**Hello folks! If you like my notebook, please don't forget to UPVOTE!**

**About Dataset**<br>

This is a comprehensive dataset that captures the aroma and ambiance of cafes through genuine customer reviews. This dataset contains essential information including an index, cafe name, overall rating, cuisine, average cost for two, city, and insightful reviews.

**Columns:**<br>

* Index: A unique identifier for each review entry.
* Name: The name of the cafe being reviewed.
* Overall Rating: The overall rating provided by the reviewer.
* Cuisine: The type of cuisine offered by the cafe.
* Rate for Two: The average cost for two people dining at the cafe.
* City: The city where the cafe is located.
* Review: A detailed review written by the customer, capturing their experience.

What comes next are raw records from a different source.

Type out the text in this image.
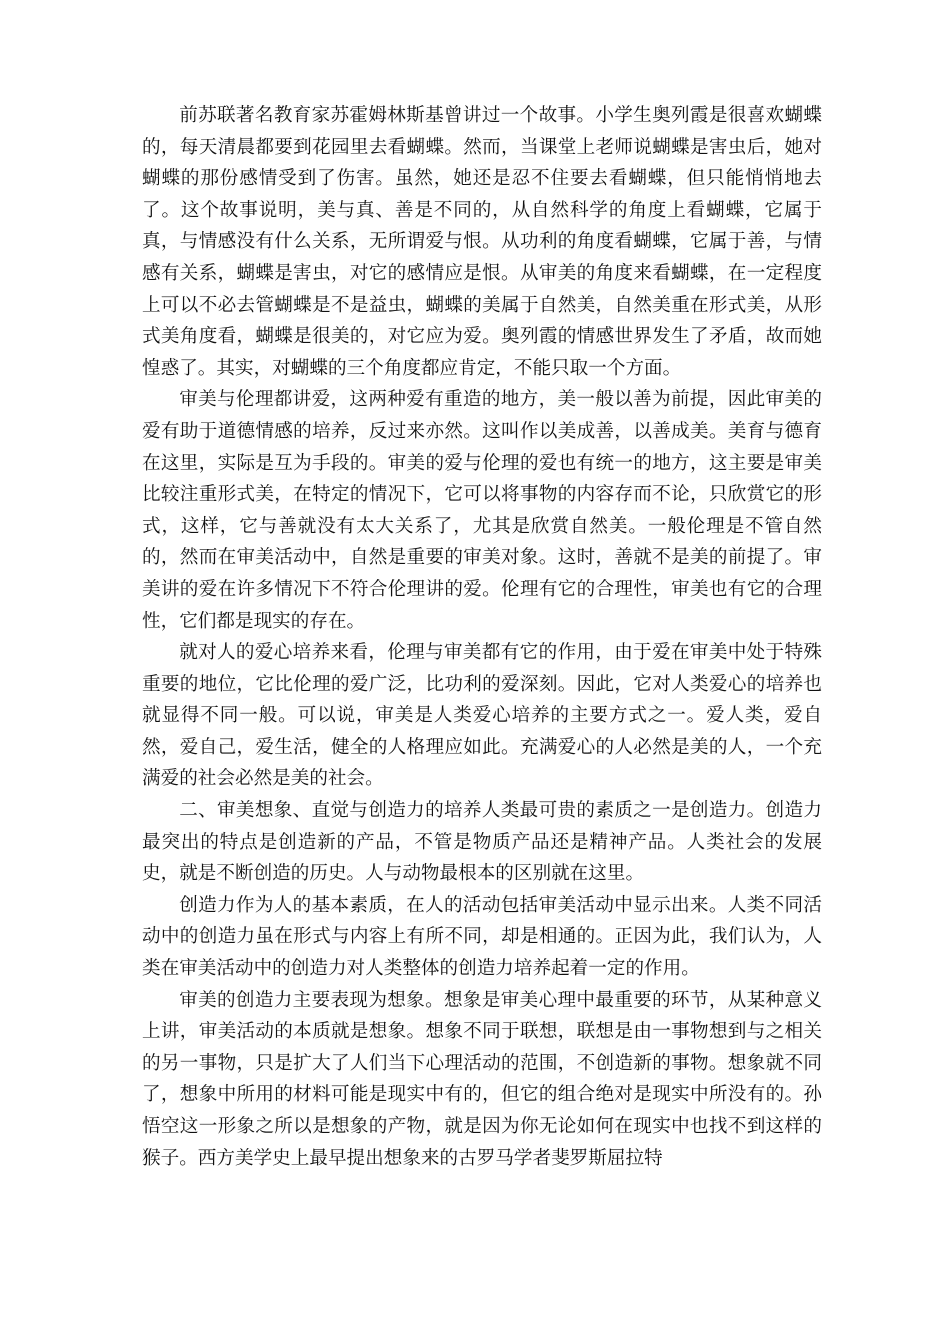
前苏联著名教育家苏霍姆林斯基曾讲过一个故事。小学生奥列霞是很喜欢蝴蝶的，每天清晨都要到花园里去看蝴蝶。然而，当课堂上老师说蝴蝶是害虫后，她对蝴蝶的那份感情受到了伤害。虽然，她还是忍不住要去看蝴蝶，但只能悄悄地去了。这个故事说明，美与真、善是不同的，从自然科学的角度上看蝴蝶，它属于真，与情感没有什么关系，无所谓爱与恨。从功利的角度看蝴蝶，它属于善，与情感有关系，蝴蝶是害虫，对它的感情应是恨。从审美的角度来看蝴蝶，在一定程度上可以不必去管蝴蝶是不是益虫，蝴蝶的美属于自然美，自然美重在形式美，从形式美角度看，蝴蝶是很美的，对它应为爱。奥列霞的情感世界发生了矛盾，故而她惶惑了。其实，对蝴蝶的三个角度都应肯定，不能只取一个方面。

审美与伦理都讲爱，这两种爱有重造的地方，美一般以善为前提，因此审美的爱有助于道德情感的培养，反过来亦然。这叫作以美成善，以善成美。美育与德育在这里，实际是互为手段的。审美的爱与伦理的爱也有统一的地方，这主要是审美比较注重形式美，在特定的情况下，它可以将事物的内容存而不论，只欣赏它的形式，这样，它与善就没有太大关系了，尤其是欣赏自然美。一般伦理是不管自然的，然而在审美活动中，自然是重要的审美对象。这时，善就不是美的前提了。审美讲的爱在许多情况下不符合伦理讲的爱。伦理有它的合理性，审美也有它的合理性，它们都是现实的存在。

就对人的爱心培养来看，伦理与审美都有它的作用，由于爱在审美中处于特殊重要的地位，它比伦理的爱广泛，比功利的爱深刻。因此，它对人类爱心的培养也就显得不同一般。可以说，审美是人类爱心培养的主要方式之一。爱人类，爱自然，爱自己，爱生活，健全的人格理应如此。充满爱心的人必然是美的人，一个充满爱的社会必然是美的社会。

二、审美想象、直觉与创造力的培养人类最可贵的素质之一是创造力。创造力最突出的特点是创造新的产品，不管是物质产品还是精神产品。人类社会的发展史，就是不断创造的历史。人与动物最根本的区别就在这里。

创造力作为人的基本素质，在人的活动包括审美活动中显示出来。人类不同活动中的创造力虽在形式与内容上有所不同，却是相通的。正因为此，我们认为，人类在审美活动中的创造力对人类整体的创造力培养起着一定的作用。

审美的创造力主要表现为想象。想象是审美心理中最重要的环节，从某种意义上讲，审美活动的本质就是想象。想象不同于联想，联想是由一事物想到与之相关的另一事物，只是扩大了人们当下心理活动的范围，不创造新的事物。想象就不同了，想象中所用的材料可能是现实中有的，但它的组合绝对是现实中所没有的。孙悟空这一形象之所以是想象的产物，就是因为你无论如何在现实中也找不到这样的猴子。西方美学史上最早提出想象来的古罗马学者斐罗斯屈拉特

**Importing Necessary Libraries**

In [None]:
import numpy as np
import pandas as pd

import matplotlib.pyplot as plt
import seaborn as sns
sns.set()
%matplotlib inline

import plotly.offline as py
py.init_notebook_mode(connected=True)
import plotly.graph_objs as go
import plotly.tools as tls
import plotly.express as px

## Data Cleaning

In [None]:
# Importing the df
df = pd.read_csv('/kaggle/input/zomato-cafe-reviews/reviews.csv')
df.head()

In [None]:
df.shape

In [None]:
df.info()

In [None]:
# Total unique ratings
df['Overall_Rating'].nunique()

In [None]:
df['Overall_Rating'].value_counts()

In [None]:
# Removing '-'
df = df[df['Overall_Rating']!='-']

In [None]:
# Removing 'New'
df = df[df['Overall_Rating']!='New']

In [None]:
df.shape

## Exploratory Data Analysis

Plotting overall ratings:

In [None]:
fig = px.histogram(df, x="Overall_Rating")
fig.update_layout(title_text='Overall_Rating')
fig.show()

In [None]:
import nltk
from nltk.corpus import stopwords
from wordcloud import WordCloud, STOPWORDS

# Create stopword list:
stopwords = set(STOPWORDS)
stopwords.update(["br", "href"])
textt = " ".join(review for review in df.Review)
wordcloud = WordCloud(stopwords=stopwords).generate(textt)
plt.imshow(wordcloud, interpolation='bilinear')
plt.axis("off")
plt.savefig('wordcloud.png')
plt.show()

In [None]:
# Changing Overall_Rating dtype to numeric
df['Overall_Rating'] = pd.to_numeric(df['Overall_Rating'], errors='coerce')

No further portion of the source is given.